巷子里的呻吟声,象是被一只无形的手掐住了,渐渐微弱下去。
夕阳的最后一抹馀晖,被高耸的旧楼彻底吞噬,巷道陷入一片昏沉的暮色。
赵宇瘫在地上,裤子直接湿透,在傍晚的凉风中变得冰冷,让他从骨头缝里往外冒着寒气。
破产清算……
张衍那句轻飘飘的话,象是一道催命的魔咒,在他脑子里反复回响,将他最后一点理智碾得粉碎。
他完了。
彻底完了。
就在这片死寂之中,巷子口的方向,突然传来一阵低沉而密集的引擎轰鸣声。
那不是一辆车。
那是一个车队!
声音由远及近,带着一股不容抗拒的压迫感,象是钢铁的潮水,即将淹没这条肮脏的巷道。
躺在地上的混混们,还有瘫软如泥的赵宇,全都下意识地朝着声音的来源望去。
五辆通体漆黑的迈巴赫,以一种蛮横的姿态,无视狭窄的路况,直接堵死了巷子的两端。
车灯齐刷刷地亮起,雪白的光柱撕裂了暮色,将巷子里的一切都照得纤毫毕现。
那些躺在地上哀嚎的身体,那些散落的钢管,还有那个站在一片狼借中央,衣衫整洁的少年。
“咔哒。
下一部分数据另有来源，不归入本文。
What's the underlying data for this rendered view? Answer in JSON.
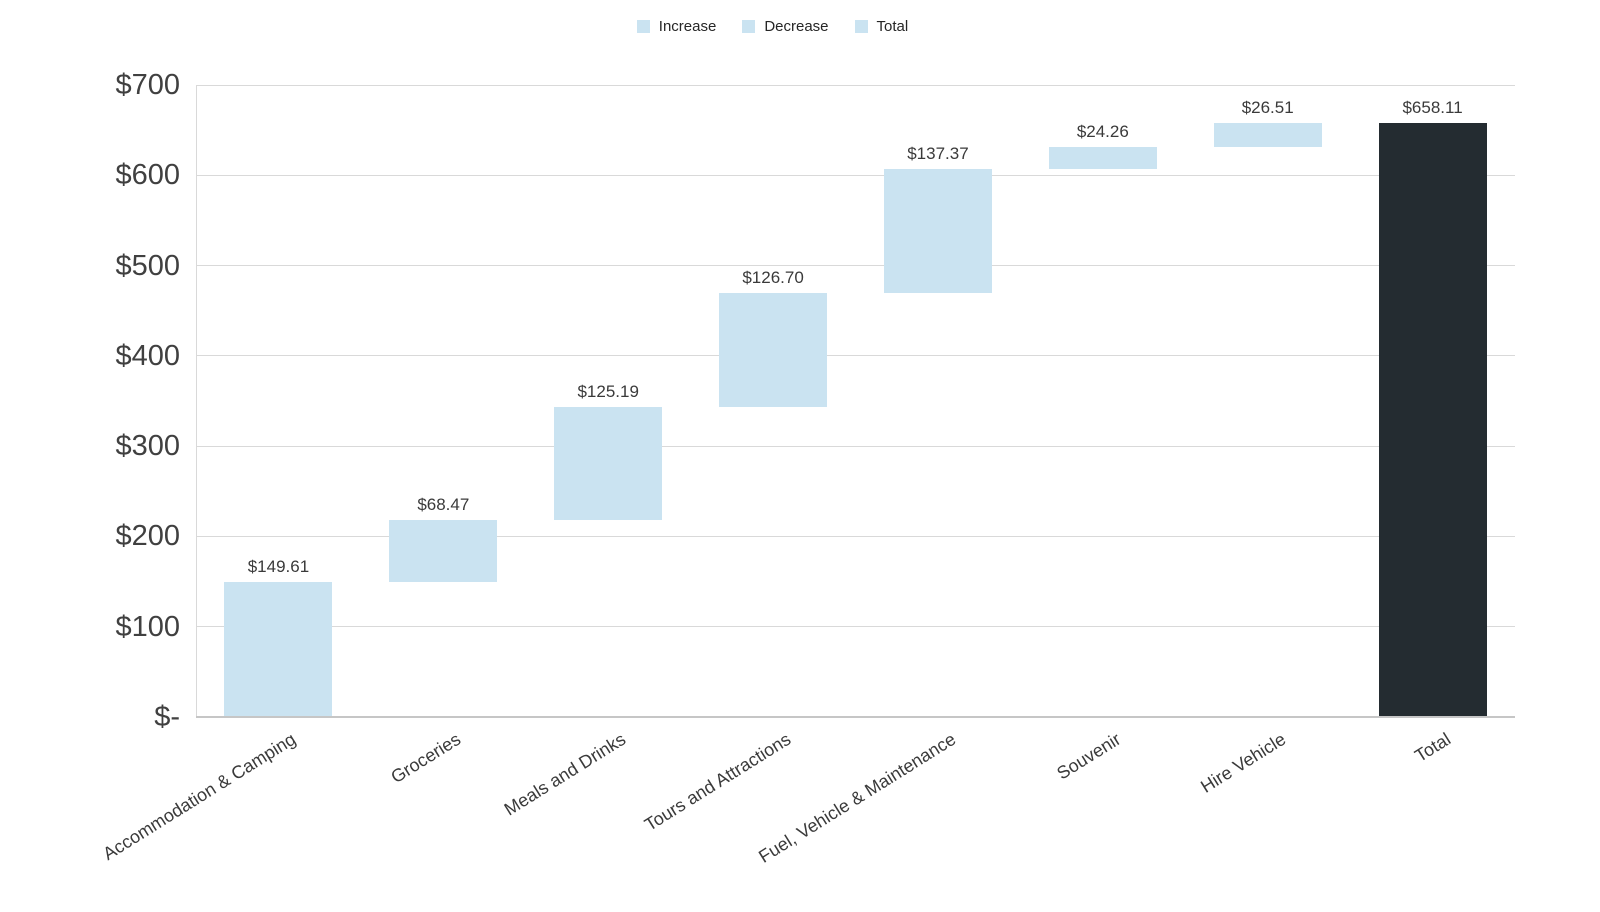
{
  "legend": {
    "items": [
      {
        "label": "Increase",
        "color": "#cae3f1"
      },
      {
        "label": "Decrease",
        "color": "#cae3f1"
      },
      {
        "label": "Total",
        "color": "#cae3f1"
      }
    ]
  },
  "colors": {
    "increase": "#cae3f1",
    "decrease": "#cae3f1",
    "total": "#242c31",
    "gridline": "#d9d9d9",
    "axis_line": "#c6c6c6",
    "tick_text": "#404040",
    "label_text": "#3a3a3a"
  },
  "chart_data": {
    "type": "bar",
    "subtype": "waterfall",
    "title": "",
    "xlabel": "",
    "ylabel": "",
    "categories": [
      "Accommodation & Camping",
      "Groceries",
      "Meals and Drinks",
      "Tours and Attractions",
      "Fuel, Vehicle & Maintenance",
      "Souvenir",
      "Hire Vehicle",
      "Total"
    ],
    "values": [
      149.61,
      68.47,
      125.19,
      126.7,
      137.37,
      24.26,
      26.51,
      658.11
    ],
    "bar_kinds": [
      "increase",
      "increase",
      "increase",
      "increase",
      "increase",
      "increase",
      "increase",
      "total"
    ],
    "data_labels": [
      "$149.61",
      "$68.47",
      "$125.19",
      "$126.70",
      "$137.37",
      "$24.26",
      "$26.51",
      "$658.11"
    ],
    "ylim": [
      0,
      700
    ],
    "yticks": [
      {
        "value": 0,
        "label": "$-"
      },
      {
        "value": 100,
        "label": "$100"
      },
      {
        "value": 200,
        "label": "$200"
      },
      {
        "value": 300,
        "label": "$300"
      },
      {
        "value": 400,
        "label": "$400"
      },
      {
        "value": 500,
        "label": "$500"
      },
      {
        "value": 600,
        "label": "$600"
      },
      {
        "value": 700,
        "label": "$700"
      }
    ],
    "grid": true,
    "legend_position": "top",
    "legend_entries": [
      "Increase",
      "Decrease",
      "Total"
    ]
  }
}
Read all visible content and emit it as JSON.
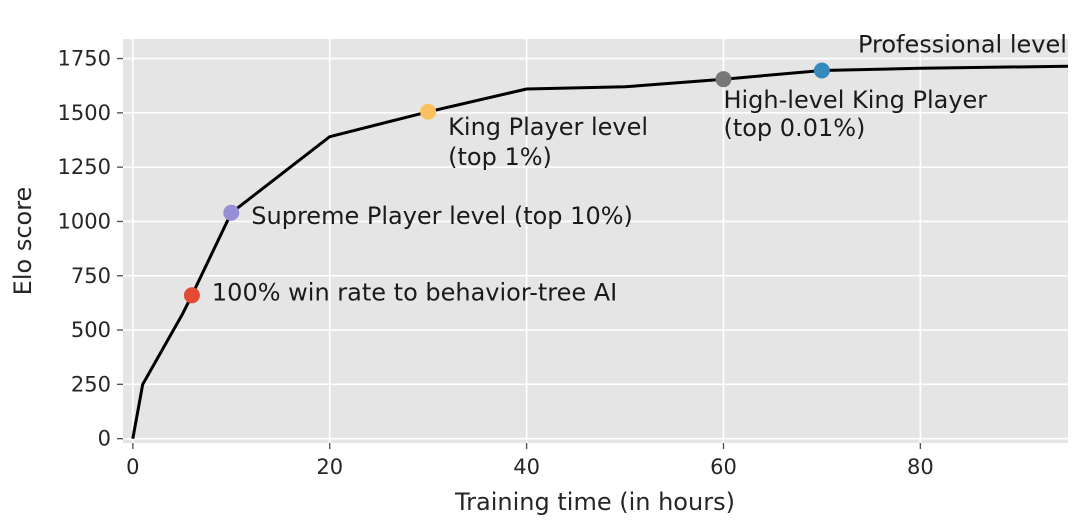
{
  "chart_data": {
    "type": "line",
    "title": "",
    "xlabel": "Training time (in hours)",
    "ylabel": "Elo score",
    "xlim": [
      -1,
      95
    ],
    "ylim": [
      -20,
      1840
    ],
    "xticks": [
      0,
      20,
      40,
      60,
      80
    ],
    "yticks": [
      0,
      250,
      500,
      750,
      1000,
      1250,
      1500,
      1750
    ],
    "grid": true,
    "background_color": "#e5e5e5",
    "line_color": "#000000",
    "series": [
      {
        "x": [
          0,
          1,
          5,
          6,
          10,
          20,
          30,
          40,
          50,
          60,
          70,
          80,
          95
        ],
        "y": [
          0,
          250,
          570,
          660,
          1040,
          1390,
          1505,
          1610,
          1620,
          1655,
          1695,
          1705,
          1715
        ]
      }
    ],
    "markers": [
      {
        "x": 6,
        "y": 660,
        "color": "#e24a33",
        "label": "100% win rate to behavior-tree AI"
      },
      {
        "x": 10,
        "y": 1040,
        "color": "#988ed5",
        "label": "Supreme Player level (top 10%)"
      },
      {
        "x": 30,
        "y": 1505,
        "color": "#fbc15e",
        "label": "King Player level",
        "label2": "(top 1%)"
      },
      {
        "x": 60,
        "y": 1655,
        "color": "#777777",
        "label": "High-level King Player",
        "label2": "(top 0.01%)"
      },
      {
        "x": 70,
        "y": 1695,
        "color": "#348abd",
        "label": "Professional level"
      }
    ]
  }
}
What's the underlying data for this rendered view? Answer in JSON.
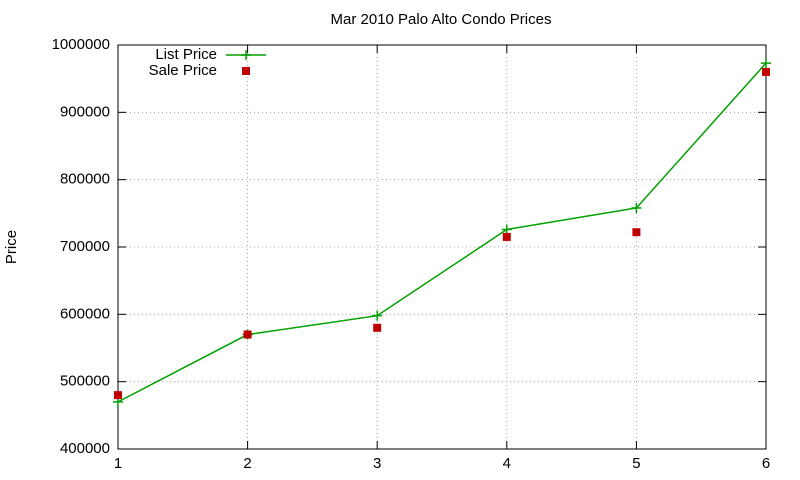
{
  "chart_data": {
    "type": "line",
    "title": "Mar 2010 Palo Alto Condo Prices",
    "y_label": "Price",
    "x": [
      1,
      2,
      3,
      4,
      5,
      6
    ],
    "series": [
      {
        "name": "List Price",
        "color": "#00a000",
        "marker": "plus",
        "values": [
          470000,
          570000,
          598000,
          726000,
          758000,
          973000
        ]
      },
      {
        "name": "Sale Price",
        "color": "#c00000",
        "marker": "square",
        "values": [
          480000,
          570000,
          580000,
          715000,
          722000,
          960000
        ]
      }
    ],
    "xlim": [
      1,
      6
    ],
    "xticks": [
      1,
      2,
      3,
      4,
      5,
      6
    ],
    "ylim": [
      400000,
      1000000
    ],
    "yticks": [
      400000,
      500000,
      600000,
      700000,
      800000,
      900000,
      1000000
    ],
    "grid": true,
    "legend": "top-left"
  }
}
”
车门开启的声音整齐划一。
二十名穿着黑色西装、戴着白色手套的保镖,从车上鱼贯而出,动作迅捷而无声。
他们没有冲进来,只是在巷口排开,组成了一道密不透风的人墙,将这里与外界彻底隔绝。
那股肃杀的气氛,让巷子里的温度都仿佛骤降了好几度。
紧接着,中间那辆迈巴赫的后座车门被推开。
一只包裹在黑色丝绸里的纤细脚踝,先探了出来,踩着一双十公分高的jiy choo,鞋跟在粗糙的水泥地上,发出一声清脆的、叩击在人心脏上的声响。
聂倾城从车上走了下来。
她今天穿着一身剪裁利落的白色西装,长发挽起,露出修长优美的天鹅颈。
脸上那副总是带着几分慵懒和妩媚的表情,此刻荡然无存。
取而代之的,是一片足以将人冻伤的霜寒。
她的视线,像最精密的雷达,第一时间扫过整个巷道。
当她看到那满地翻滚的混混时,黛眉微蹙。
当她看到那两辆撞在一起的五菱宏光时,美眸中闪过一丝厉色。
最后,她的全部注意力,都聚焦在了那个站在光柱中央的身影上。
他站着。
他没有受伤。
他甚至连衣服都没有一丝褶皱。
那一瞬间,聂倾城那颗因为车载gps定位突然静止不动而揪紧的心,猛地松了下来。
那股几乎要让她窒息的恐慌,潮水般退去。
然而,紧随而至的,不是庆幸,不是后怕。
而是一股足以焚天的、暴戾的怒火!
她的男人。
她捧在手心里都怕化了的宝贝。
竟然有人敢在这种肮脏的地方,对他设下这种卑劣的圈套!
聂倾城的下颌线绷紧,那双狭长的狐狸眼危险地眯起,眼尾那颗泪痣,红得仿佛要滴出血来。
她动了。
踩着高跟鞋,一步一步,朝着巷子深处走去。
鞋跟敲击地面的声音,不疾不徐,却象死亡的倒计时,精准地踩在每一个人的心跳上。
她没有看张衍。
她的视线,越过了他,直接锁死在了他身后那个已经吓得面无人色的赵宇身上。
赵宇看着那个向自己走来的女人,感觉自己象是一只被神明盯上的蝼蚁。
他想跑,可双腿软得象面条,根本不听使唤。
他想求饶,可喉咙象是被水泥堵住,一个音节都发不出来。
聂倾城走到他面前,停下。
她居高临下地俯视着他,那种眼神,不带任何情绪,没有愤怒,没有鄙夷,就象是在看一团沾在鞋底的烂泥。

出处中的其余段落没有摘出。